Letter: Vaccine funding one among many financial crises - Businesslive
Your editorial raised pertinent questions about the government’s misdirected decision to underwrite a foundering airline when billions are needed for vaccines (“Will vaccines funding be any different given our leaders’ atrocious budget choices?” January 22).
But finish the thought. Why did the government make this choice in the first place? Why, in the face of a decade-long economic underperformance, has it clung to policies that predictably deepened its malaise?
SA’s economic circumstances are disastrous, and only far-reaching reform offers a hope of rebound. This would mean renouncing the intention to engage in expropriation without compensation, liberalising the labour market, stepping away decisively from the BEE model and so on.

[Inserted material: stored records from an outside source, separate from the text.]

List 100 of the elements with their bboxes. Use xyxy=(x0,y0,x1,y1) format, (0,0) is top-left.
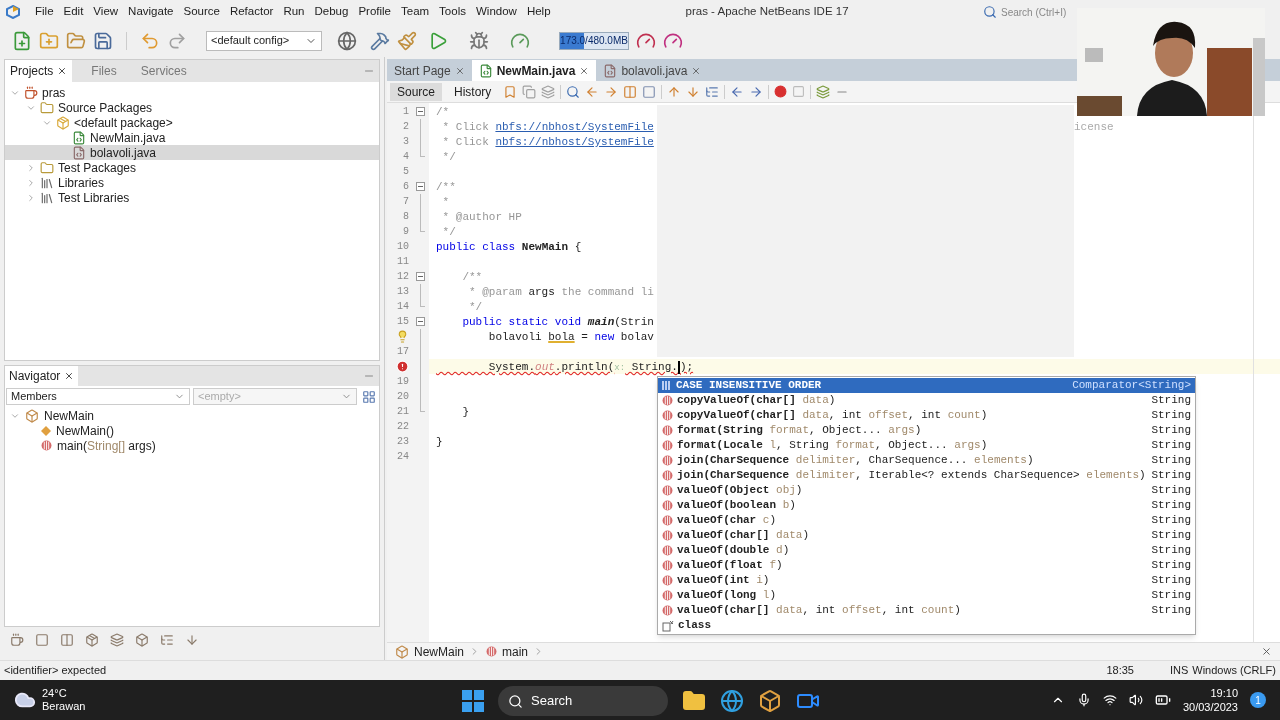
columns-icon[interactable] xyxy=(60,633,74,647)
app-icon[interactable] xyxy=(758,689,782,713)
menu-item[interactable]: Debug xyxy=(309,3,354,21)
tree-item[interactable]: Source Packages xyxy=(5,100,379,115)
tree-icon[interactable] xyxy=(160,633,174,647)
taskbar-search[interactable]: Search xyxy=(498,686,668,716)
completion-item[interactable]: valueOf(float f) String xyxy=(658,558,1195,573)
completion-item[interactable]: valueOf(boolean b) String xyxy=(658,498,1195,513)
completion-item[interactable]: valueOf(double d) String xyxy=(658,543,1195,558)
editor-tab[interactable]: NewMain.java xyxy=(471,60,597,81)
new-folder-icon[interactable] xyxy=(39,30,59,51)
completion-item[interactable]: valueOf(char[] data, int offset, int count) String xyxy=(658,603,1195,618)
record-icon[interactable] xyxy=(774,85,788,98)
completion-item[interactable]: valueOf(int i) String xyxy=(658,573,1195,588)
completion-item[interactable]: join(CharSequence delimiter, CharSequence... elements) String xyxy=(658,453,1195,468)
lightbulb-icon[interactable] xyxy=(396,330,409,343)
completion-item[interactable]: class xyxy=(658,618,1195,633)
tree-item[interactable]: main(String[] args) xyxy=(5,438,379,453)
wifi-icon[interactable] xyxy=(1102,693,1117,707)
search-field[interactable]: Search (Ctrl+I) xyxy=(1001,4,1075,20)
menu-item[interactable]: Run xyxy=(278,3,310,21)
globe-icon[interactable] xyxy=(337,30,357,51)
new-file-icon[interactable] xyxy=(12,30,32,51)
panel-tab[interactable]: Navigator xyxy=(5,366,79,386)
tree-item[interactable]: NewMain() xyxy=(5,423,379,438)
undo-icon[interactable] xyxy=(140,30,160,51)
arrow-down-icon[interactable] xyxy=(185,633,199,647)
arrow-right-icon[interactable] xyxy=(604,84,619,99)
close-icon[interactable] xyxy=(64,371,75,381)
volume-icon[interactable] xyxy=(1128,693,1143,707)
completion-item[interactable]: valueOf(char c) String xyxy=(658,513,1195,528)
square-icon[interactable] xyxy=(35,633,49,647)
square-icon[interactable] xyxy=(642,84,657,99)
breadcrumb-item[interactable]: NewMain xyxy=(395,642,480,661)
close-icon[interactable] xyxy=(57,66,68,76)
battery-icon[interactable] xyxy=(1154,692,1171,708)
tree-item[interactable]: NewMain.java xyxy=(5,130,379,145)
completion-item[interactable]: valueOf(long l) String xyxy=(658,588,1195,603)
coffee-cup-icon[interactable] xyxy=(10,633,24,647)
tree-item[interactable]: Libraries xyxy=(5,175,379,190)
completion-item[interactable]: CASE INSENSITIVE ORDER Comparator<String> xyxy=(658,378,1195,393)
editor-tab[interactable]: Start Page xyxy=(387,60,472,81)
panel-tab[interactable]: Services xyxy=(135,60,192,82)
folder-icon[interactable] xyxy=(682,689,706,713)
completion-item[interactable]: format(Locale l, String format, Object... args) String xyxy=(658,438,1195,453)
dropdown[interactable]: Members xyxy=(6,388,190,405)
editor-tab[interactable]: bolavoli.java xyxy=(596,60,709,81)
view-toggle[interactable]: Source xyxy=(390,82,443,101)
panel-tab[interactable]: Projects xyxy=(5,60,73,82)
tree-item[interactable]: NewMain xyxy=(5,408,379,423)
fold-toggle[interactable] xyxy=(415,317,425,326)
hammer-icon[interactable] xyxy=(370,30,390,51)
arrow-left-icon[interactable] xyxy=(585,84,600,99)
menu-item[interactable]: Profile xyxy=(353,3,396,21)
copy-icon[interactable] xyxy=(522,84,537,99)
tree-item[interactable]: bolavoli.java xyxy=(5,145,379,160)
bookmark-icon[interactable] xyxy=(503,84,518,99)
menu-item[interactable]: Window xyxy=(470,3,522,21)
menu-item[interactable]: Team xyxy=(396,3,435,21)
fold-toggle[interactable] xyxy=(415,107,425,116)
tree-item[interactable]: pras xyxy=(5,85,379,100)
menu-item[interactable]: Help xyxy=(521,3,556,21)
menu-item[interactable]: File xyxy=(30,3,59,21)
tree-item[interactable]: Test Packages xyxy=(5,160,379,175)
menu-item[interactable]: Tools xyxy=(434,3,471,21)
completion-item[interactable]: valueOf(Object obj) String xyxy=(658,483,1195,498)
start-icon[interactable] xyxy=(462,690,484,712)
columns-icon[interactable] xyxy=(623,84,638,99)
panel-tab[interactable]: Files xyxy=(86,60,122,82)
layout-icon[interactable] xyxy=(362,389,376,404)
close-icon[interactable] xyxy=(579,65,590,76)
menu-item[interactable]: Source xyxy=(178,3,225,21)
tree-icon[interactable] xyxy=(705,84,720,99)
paintbrush-icon[interactable] xyxy=(397,30,417,51)
menu-item[interactable]: Navigate xyxy=(123,3,179,21)
fold-toggle[interactable] xyxy=(415,182,425,191)
menu-item[interactable]: Refactor xyxy=(224,3,279,21)
shift-right-icon[interactable] xyxy=(749,84,764,99)
completion-item[interactable]: copyValueOf(char[] data) String xyxy=(658,393,1195,408)
layers-icon[interactable] xyxy=(816,84,831,99)
layers-icon[interactable] xyxy=(110,633,124,647)
bug-icon[interactable] xyxy=(469,30,489,51)
breadcrumb-item[interactable]: main xyxy=(486,642,545,661)
menu-item[interactable]: View xyxy=(88,3,124,21)
view-toggle[interactable]: History xyxy=(447,82,499,101)
fold-toggle[interactable] xyxy=(415,272,425,281)
error-icon[interactable] xyxy=(396,360,409,373)
mic-icon[interactable] xyxy=(1076,693,1091,707)
completion-item[interactable]: copyValueOf(char[] data, int offset, int count) String xyxy=(658,408,1195,423)
save-icon[interactable] xyxy=(93,30,113,51)
browser-icon[interactable] xyxy=(720,689,744,713)
shift-left-icon[interactable] xyxy=(730,84,745,99)
close-icon[interactable] xyxy=(1261,646,1272,657)
run-icon[interactable] xyxy=(428,30,448,51)
package-icon[interactable] xyxy=(85,633,99,647)
completion-item[interactable]: join(CharSequence delimiter, Iterable<? extends CharSequence> elements) String xyxy=(658,468,1195,483)
completion-item[interactable]: format(String format, Object... args) String xyxy=(658,423,1195,438)
tree-item[interactable]: Test Libraries xyxy=(5,190,379,205)
completion-item[interactable]: valueOf(char[] data) String xyxy=(658,528,1195,543)
class-icon[interactable] xyxy=(135,633,149,647)
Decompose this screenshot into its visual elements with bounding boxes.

When the pandemic hit there were hopes that this would finally enable a reform agenda. So why does its policy response to the dislocation caused by the pandemic and lockdown look suspiciously like more (perhaps much, much more) of the same?
Sadly, the grip of ideology seems to have been resilient enough to withstand even the ravages of the pandemic and lockdown. This promises the further retardation of SA’s economic prospects and the immiseration of its people.
It follows that the consequences of the current policy trajectory are such that sourcing funds for the vaccine will be only one among many predictable financial crises before us. The financial press cannot ignore this reality, nor the thinking that lies beneath it.